Wzruszył mnie Piotrowy opis uzupełniania spiżarni i piwnicy. Jest to jedna z najprzyjemniejszych robót gospodarskich.
Od dwóch dni czytam sobie „kucharkę warzawską” i oto rady „spiżarniane” dla Piotra i kompanionów :
Jak przechowywać ryby świeże, żywe ? W zimie trzeba rybie w pyszczek wsadzić kawałek chlewba namoczony w wódce i wrzucić rybę w śnieg. Kiedy nie ma śniegu, należy w rybę wlać kieliszek wódki, w pyszczek dać kęs chleba z wódką i wynieść do piwnicy na wilgotny mech i mchem obłożyć. Wysysłając rybę w drogę, trzeba dać wódki, do pyszczka chleba w wódce maczanego, kosz wyłożyć mchem, rybę obłożyć mchem i tak powinna 4-5 dni przeżyć, żeby żywą kucharz do użytku wziął.
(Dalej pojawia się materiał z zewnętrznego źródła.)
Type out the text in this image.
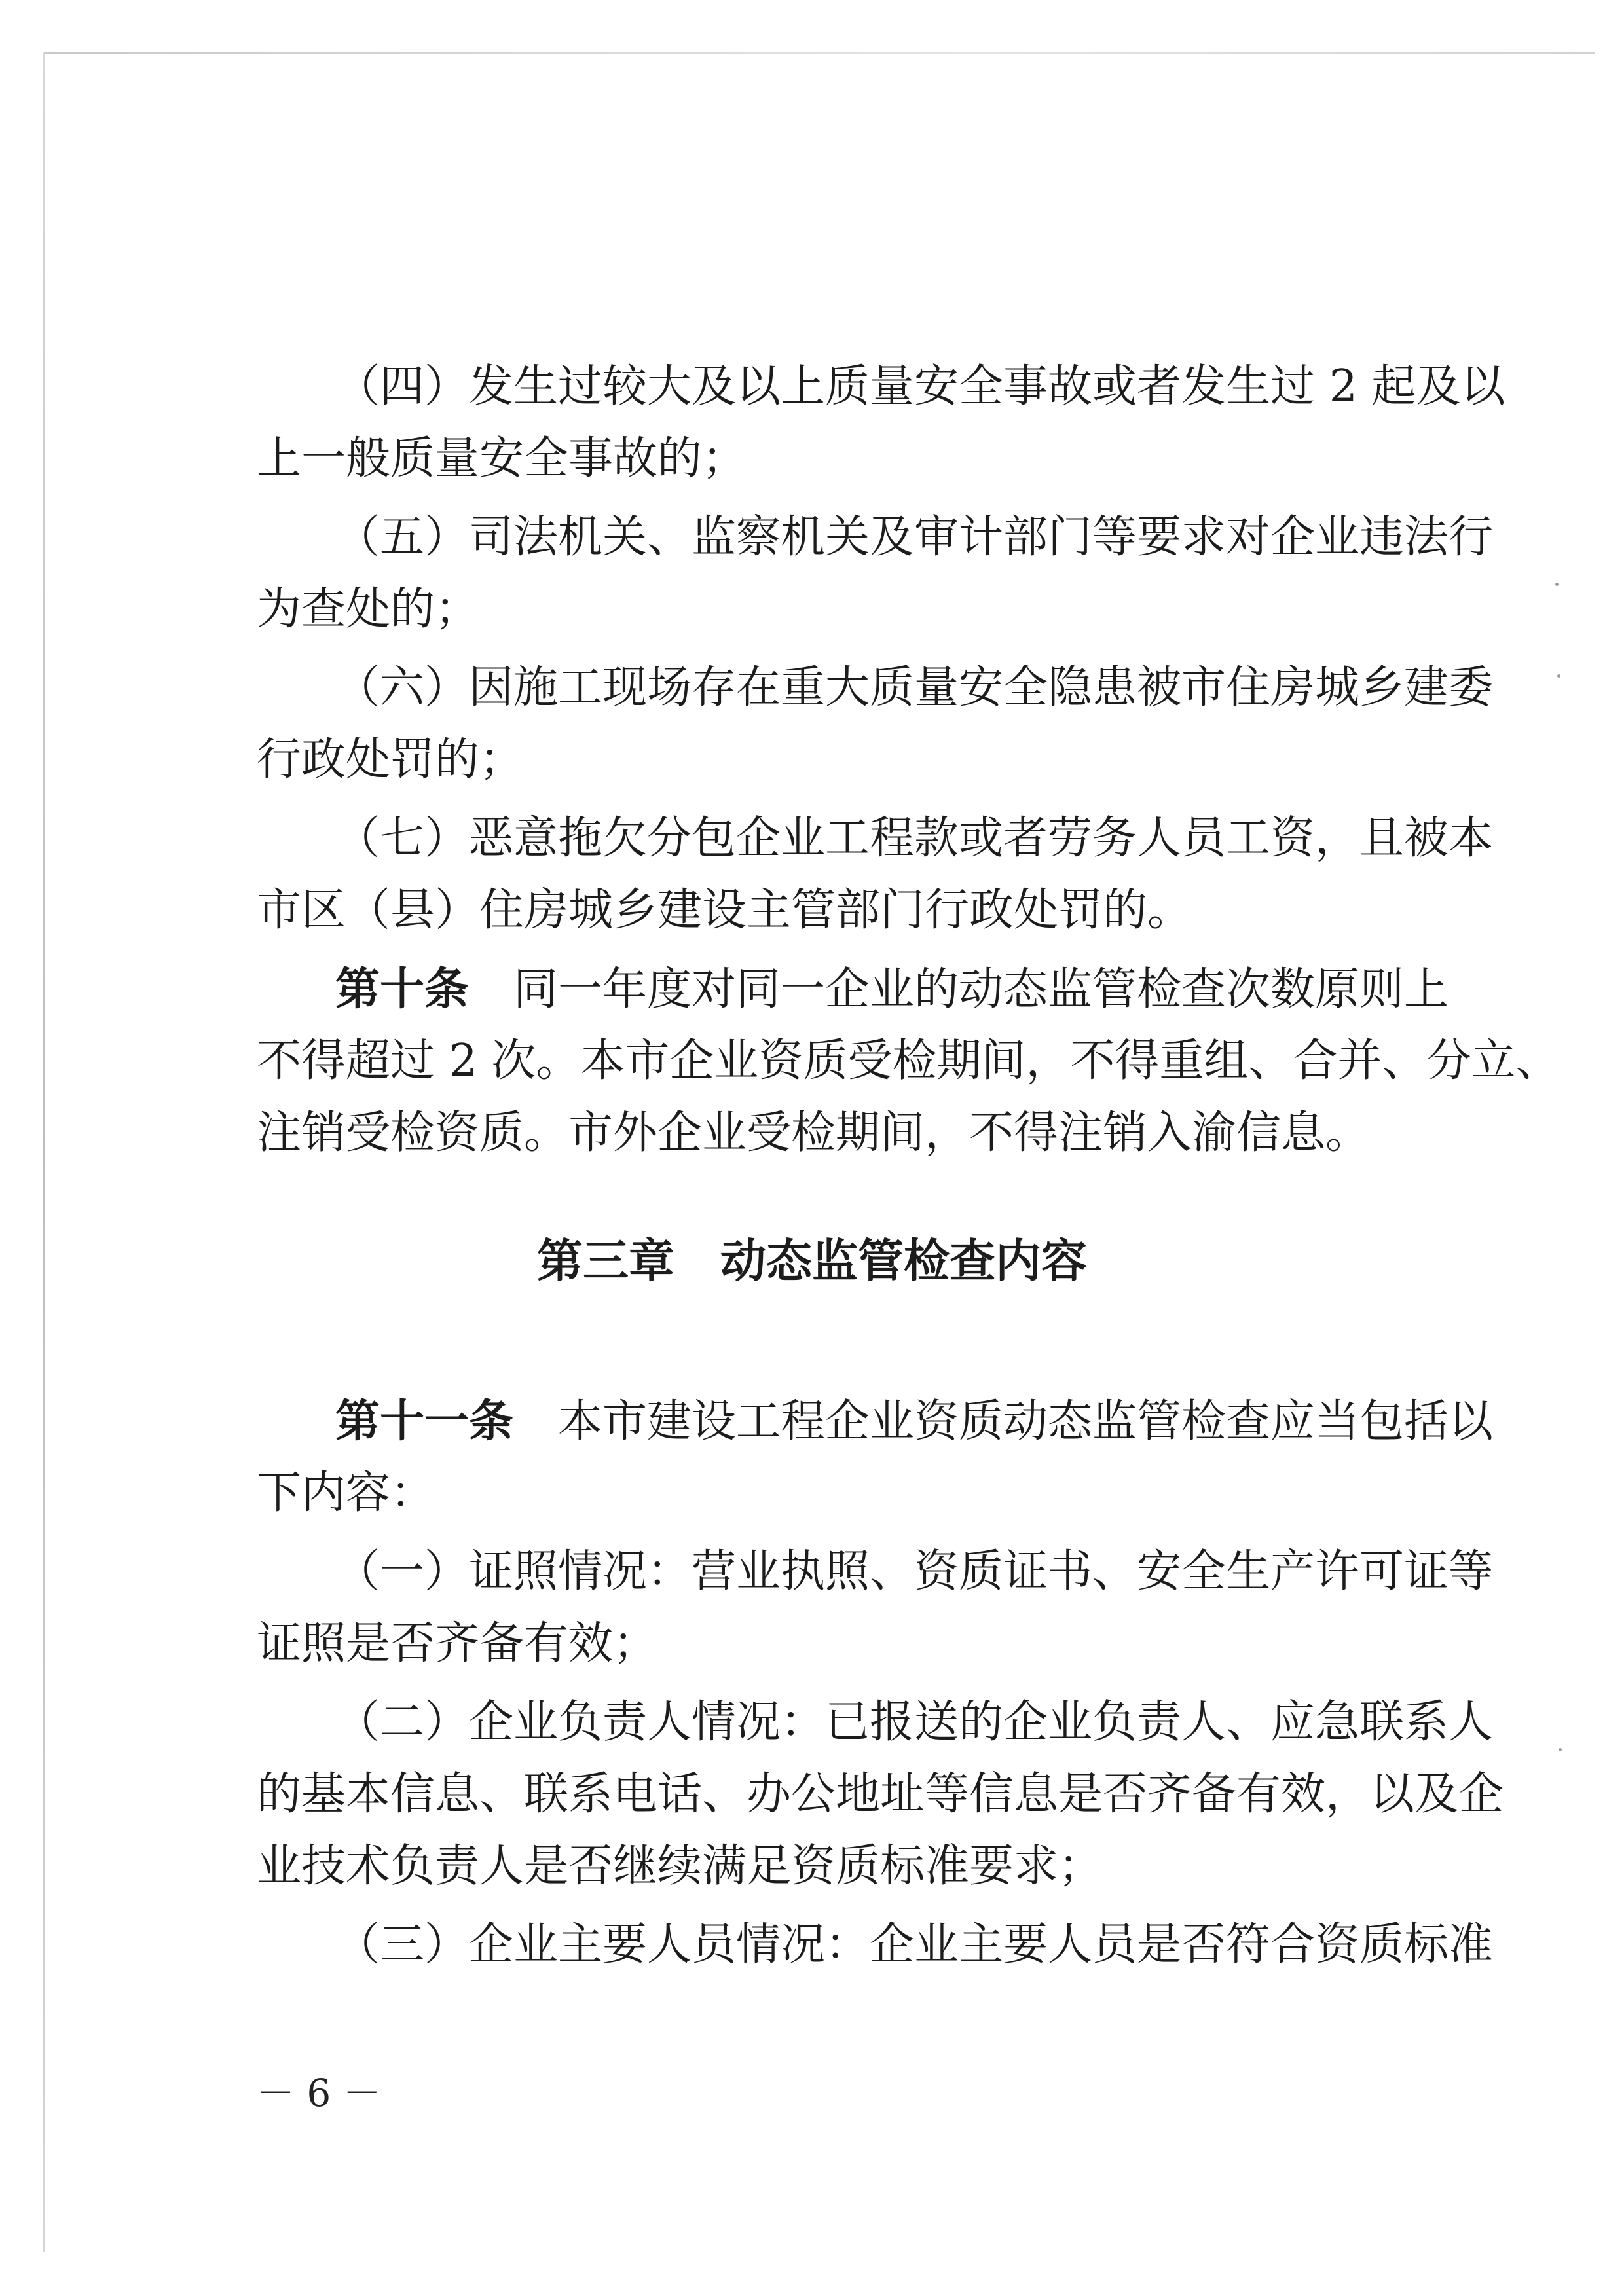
（四）发生过较大及以上质量安全事故或者发生过 2 起及以

上一般质量安全事故的；

（五）司法机关、监察机关及审计部门等要求对企业违法行

为查处的；

（六）因施工现场存在重大质量安全隐患被市住房城乡建委

行政处罚的；

（七）恶意拖欠分包企业工程款或者劳务人员工资，且被本

市区（县）住房城乡建设主管部门行政处罚的。

第十条　 同一年度对同一企业的动态监管检查次数原则上

不得超过 2 次。本市企业资质受检期间，不得重组、合并、分立、

注销受检资质。市外企业受检期间，不得注销入渝信息。

第三章　动态监管检查内容

第十一条　 本市建设工程企业资质动态监管检查应当包括以

下内容：

（一）证照情况：营业执照、资质证书、安全生产许可证等

证照是否齐备有效；

（二）企业负责人情况：已报送的企业负责人、应急联系人

的基本信息、联系电话、办公地址等信息是否齐备有效，以及企

业技术负责人是否继续满足资质标准要求；

（三）企业主要人员情况：企业主要人员是否符合资质标准

－ 6 －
Iżyku – mimo wszystko jesteś w lepszym położeniu, niż ta ryba w drogę wysłana
Leniuchuje cała Polska – z wyjątkiem haneczki.
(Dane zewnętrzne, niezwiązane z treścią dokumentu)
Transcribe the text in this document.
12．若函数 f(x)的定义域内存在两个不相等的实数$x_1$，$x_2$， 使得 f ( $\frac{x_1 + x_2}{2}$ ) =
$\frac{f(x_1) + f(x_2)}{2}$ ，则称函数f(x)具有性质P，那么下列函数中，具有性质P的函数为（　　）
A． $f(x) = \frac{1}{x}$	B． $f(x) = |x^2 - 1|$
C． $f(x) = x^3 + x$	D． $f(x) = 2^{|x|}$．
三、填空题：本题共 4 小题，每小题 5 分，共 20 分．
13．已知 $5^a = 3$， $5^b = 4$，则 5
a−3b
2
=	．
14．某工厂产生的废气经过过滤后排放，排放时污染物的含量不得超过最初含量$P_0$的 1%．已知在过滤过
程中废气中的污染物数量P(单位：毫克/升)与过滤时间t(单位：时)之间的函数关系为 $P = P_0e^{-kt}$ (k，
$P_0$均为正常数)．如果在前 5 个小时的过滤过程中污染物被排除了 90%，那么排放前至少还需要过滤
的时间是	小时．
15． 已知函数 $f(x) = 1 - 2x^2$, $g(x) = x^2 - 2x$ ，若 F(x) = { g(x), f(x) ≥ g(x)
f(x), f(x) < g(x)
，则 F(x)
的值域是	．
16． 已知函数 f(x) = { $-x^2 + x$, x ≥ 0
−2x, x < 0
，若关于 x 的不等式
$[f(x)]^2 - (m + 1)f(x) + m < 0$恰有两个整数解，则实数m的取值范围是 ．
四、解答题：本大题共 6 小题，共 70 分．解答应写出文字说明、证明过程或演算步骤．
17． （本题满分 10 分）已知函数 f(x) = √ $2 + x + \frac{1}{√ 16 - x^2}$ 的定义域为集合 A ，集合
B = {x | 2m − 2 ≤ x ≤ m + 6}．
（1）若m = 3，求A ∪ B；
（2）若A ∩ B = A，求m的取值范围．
PRACUJĘ!!! WE WSZYSTKIE TE DNI PRACUJĘ!!!
I będę tu siedziała jak sierota, wszyscy miejscowi pójdą z blogu w plenery, bo grzechem byłoby nie iść. Byczcie się zdrowo i oby pogoda dopisała 😀
Piekę czasem chleb czosnkowy z ziólkami. Lubię żytni razowiec i chleby z ziarnem wszelakim, soja, dynią itp. Kminku starannie unikam.
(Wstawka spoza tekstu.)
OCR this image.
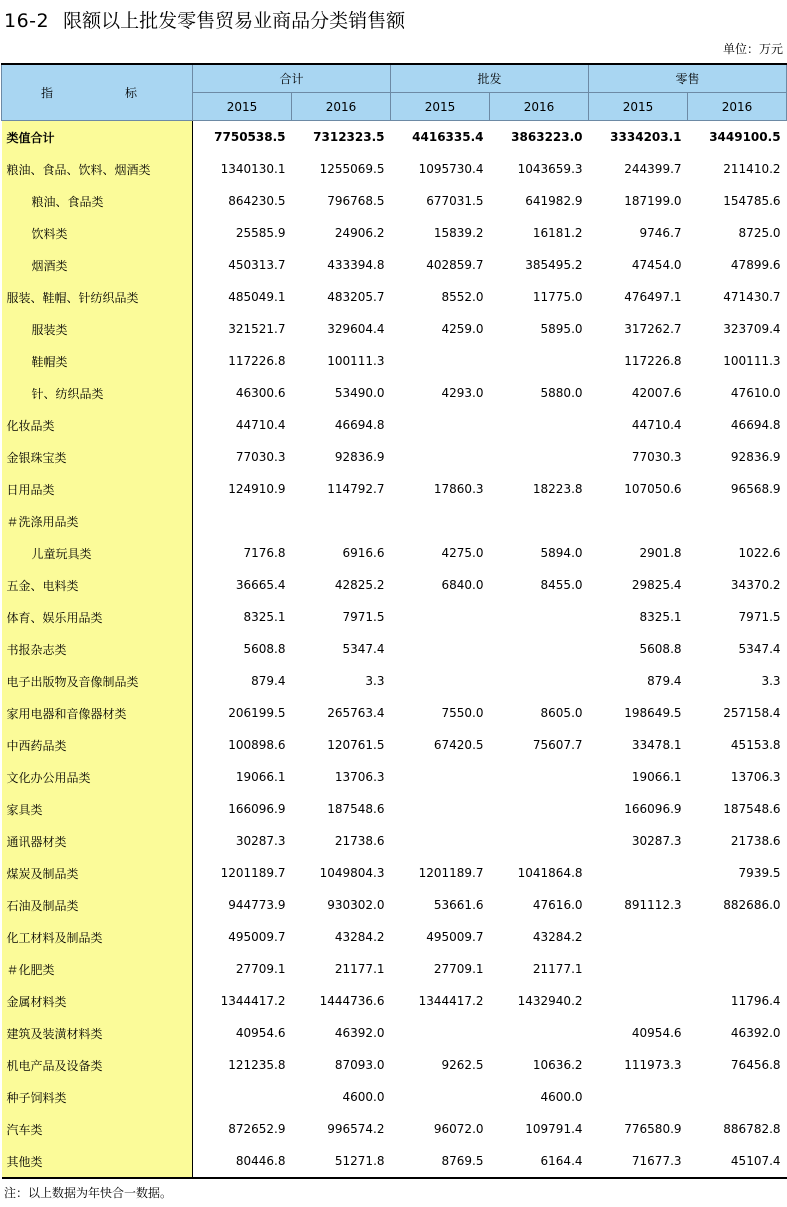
16-2 限额以上批发零售贸易业商品分类销售额
单位：万元
指　　标	合计		批发		零售	
	2015	2016	2015	2016	2015	2016
类值合计	7750538.5	7312323.5	4416335.4	3863223.0	3334203.1	3449100.5
粮油、食品、饮料、烟酒类	1340130.1	1255069.5	1095730.4	1043659.3	244399.7	211410.2
粮油、食品类	864230.5	796768.5	677031.5	641982.9	187199.0	154785.6
饮料类	25585.9	24906.2	15839.2	16181.2	9746.7	8725.0
烟酒类	450313.7	433394.8	402859.7	385495.2	47454.0	47899.6
服装、鞋帽、针纺织品类	485049.1	483205.7	8552.0	11775.0	476497.1	471430.7
服装类	321521.7	329604.4	4259.0	5895.0	317262.7	323709.4
鞋帽类	117226.8	100111.3			117226.8	100111.3
针、纺织品类	46300.6	53490.0	4293.0	5880.0	42007.6	47610.0
化妆品类	44710.4	46694.8			44710.4	46694.8
金银珠宝类	77030.3	92836.9			77030.3	92836.9
日用品类	124910.9	114792.7	17860.3	18223.8	107050.6	96568.9
＃洗涤用品类						
儿童玩具类	7176.8	6916.6	4275.0	5894.0	2901.8	1022.6
五金、电料类	36665.4	42825.2	6840.0	8455.0	29825.4	34370.2
体育、娱乐用品类	8325.1	7971.5			8325.1	7971.5
书报杂志类	5608.8	5347.4			5608.8	5347.4
电子出版物及音像制品类	879.4	3.3			879.4	3.3
家用电器和音像器材类	206199.5	265763.4	7550.0	8605.0	198649.5	257158.4
中西药品类	100898.6	120761.5	67420.5	75607.7	33478.1	45153.8
文化办公用品类	19066.1	13706.3			19066.1	13706.3
家具类	166096.9	187548.6			166096.9	187548.6
通讯器材类	30287.3	21738.6			30287.3	21738.6
煤炭及制品类	1201189.7	1049804.3	1201189.7	1041864.8		7939.5
石油及制品类	944773.9	930302.0	53661.6	47616.0	891112.3	882686.0
化工材料及制品类	495009.7	43284.2	495009.7	43284.2		
＃化肥类	27709.1	21177.1	27709.1	21177.1		
金属材料类	1344417.2	1444736.6	1344417.2	1432940.2		11796.4
建筑及装潢材料类	40954.6	46392.0			40954.6	46392.0
机电产品及设备类	121235.8	87093.0	9262.5	10636.2	111973.3	76456.8
种子饲料类		4600.0		4600.0		
汽车类	872652.9	996574.2	96072.0	109791.4	776580.9	886782.8
其他类	80446.8	51271.8	8769.5	6164.4	71677.3	45107.4
注：以上数据为年快合一数据。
Wiadomość dla Heleny: zgrubnę, daj mi miesiąc, tyle potrzeba żebym po ostatnich rozrywkach wróciła do siebie 🙂
Pyro, toż to czysty horror! Biedne ryby! Wódka w pyszczek! Ależ one musiały cierpieć.
Małgosiu,
Piszesz: „Tylko chyba polski można jeść bez niczego albo z samym masłem”. Otóż zapewniam cię – nie tylko!
Ja rozumiem polsko-chlebową obsesję wśród tutejszych kulinariuszy, zwłaszcza tych mieszkających poza Polską ale wiem z doświadczenia, że piekarstwo chlebowe ani nie zaczyna się ani nie kończy w kraju naszych przodków.
Przejazdem w Danii kupiłem bochenek ciemnego, pełnoziarnistego „razowca” i poźarliśmy go praktycznie na miejscu. Z masłem – też prawdopodobnie duńskim.
Więcej przykładów nie podam a mam ich całe mnóstwo!
AndrzejuSz. w Holandii jadłam bardzo dobre pieczywo. Może Nirrod znajdzie chwilkę i coś napisze. W Szwecji jest chyba kiepsko, brat męża bardzo narzeka i wozi chleb z Polski, sami też często pieką.
haneczko,
W Szwecji nie jest kiepsko. Dobry, świeżo upieczony chleb można znaleźć niemal wszędzie, trzeba sobie jedynie zadać nieco trudu. Bardzo rozpowszechniona metoda pieczenia chleba w sklepach spożywczych (bake off) daje niezłe efekty.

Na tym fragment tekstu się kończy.